Em 1934, Borromeo foi nomeado diretor do Hospital Fatebenefratelli  da Ilha Tiberina, da Ordem Hospitaleira de São João de Deus, no centro de Roma. Ele e o Prior Maurizio Bialek continuaram as reformas iniciadas nas gestões anteriores e transformaram um antigo hospício em uma moderna e eficiente estrutura. Entre os membros de corpo clínico do hospital, dois jovens médicos estavam em situação delicada: Vittorio Emanuele Sacerdoti, sobrinho do mestre em fisiopatologia Marco Almagià, por ser judeu; e Adriano Ossicini, um católico militante antifascista, perseguido pela polícia política.

Durante a ocupação nazista de Roma, depois do armistício de Cassibile,  em  1943, médicos do Hospital Fatebenefratelli  passaram a prestar assistência médica secreta aos perseguidos do regime: desertores, carabineiros fugitivos, membros da resistência antifascista, judeus e outros. Durante os nove meses de ocupação a cidade sofreu desabastecimento de alimentos e assistiu à perseguição e prisão de mais de mil judeus, que foram transportados para campos de concentração em Fossoli  di Carpi e Auschwitz.

Nesta época, a tuberculose era uma das principais causas de mortes em todo mundo,  acometia principalmente as classes mais pobres e fazia vítimas de todas as idades.  Foi quando um grupo de judeus foi internado no Hospital Fatebenefratelli, com um  falso diagnóstico:  eles seriam portadores da Síndrome  K (tuberculose que seria altamente contagiosa e desfigurante). A síndrome, que na verdade  não existia, foi inventada por médicos do hospital. Para diferenciar os judeus lá internados dos verdadeiros doentes, os médicos usavam entre eles, como código, a letra K ( em referência ao comandante alemão Albert Kesselring e a Herbert Kappler, chefe da polícia nazista de Roma).  Os guardas nazistas não visitavam a ala dos “portadores” da ‘Síndrome K” com medo de contaminação por essa devastadora doença, que seria, segundo os médicos, muito contagiosa e quase sempre mortal, e deixavam em paz os falsos doentes lá internados.

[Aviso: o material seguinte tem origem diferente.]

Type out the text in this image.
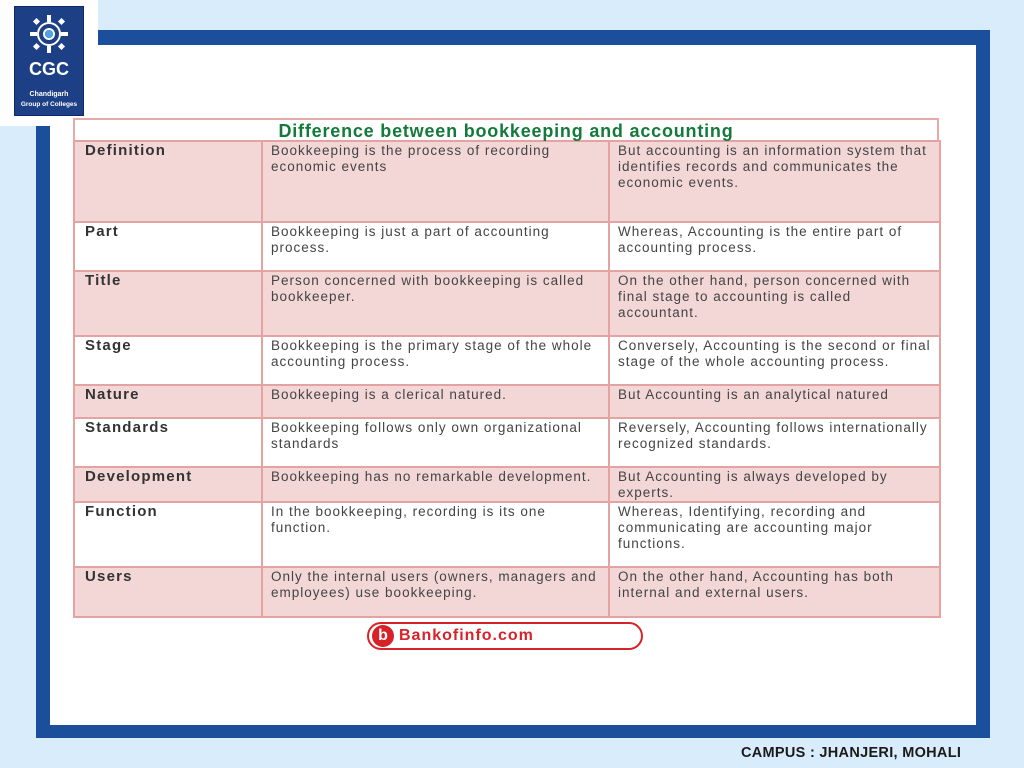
CGC
Chandigarh
Group of Colleges
Difference between bookkeeping and accounting
Definition	Bookkeeping is the process of recording economic events	But accounting is an information system that identifies records and communicates the economic events.
Part	Bookkeeping is just a part of accounting process.	Whereas, Accounting is the entire part of accounting process.
Title	Person concerned with bookkeeping is called bookkeeper.	On the other hand, person concerned with final stage to accounting is called accountant.
Stage	Bookkeeping is the primary stage of the whole accounting process.	Conversely, Accounting is the second or final stage of the whole accounting process.
Nature	Bookkeeping is a clerical natured.	But Accounting is an analytical natured
Standards	Bookkeeping follows only own organizational standards	Reversely, Accounting follows internationally recognized standards.
Development	Bookkeeping has no remarkable development.	But Accounting is always developed by experts.
Function	In the bookkeeping, recording is its one function.	Whereas, Identifying, recording and communicating are accounting major functions.
Users	Only the internal users (owners, managers and employees) use bookkeeping.	On the other hand, Accounting has both internal and external users.
b Bankofinfo.com
CAMPUS : JHANJERI, MOHALI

Borromeo não é citado por historiadores como membro da resistência antifascista, nem demonstrava publicamente suas opiniões políticas, mas como diretor do hospital acobertava os atendimentos clandestinos, as internações da doença “ K” e mantinha uma rádio clandestina no porão do hospital para manter contato com os partisans (membros da resistência italiana).

Católico praticante, Borromeo tinha fortes ligações com o Vaticano e depois da guerra entrou para o Partido Democrático Cristão Italiano. Era amigo de Alcide de Gasperi  primeiro ministro  entre 1945 e 1953) e  foi conselheiro de saúde pública da municipalidade de Roma. Foi agraciado com a medalha de  prata Valor Civil.

Quarenta e três anos após sua morte,  foi reconhecido como “Justo entre as Nações” pelo Yed Vashem de Israel, memorial oficial para as vítimas do hocausto, por ter salvo a família judia de seu mentor Marco Almagià . O filme “My Italian Secret”   aborda episódios da resistência italiana ao nazi-fascismo.

Borromeo faleceu no Hospital Fatebenefratelli, em 24 de agosto de 1961, aos 62 anos.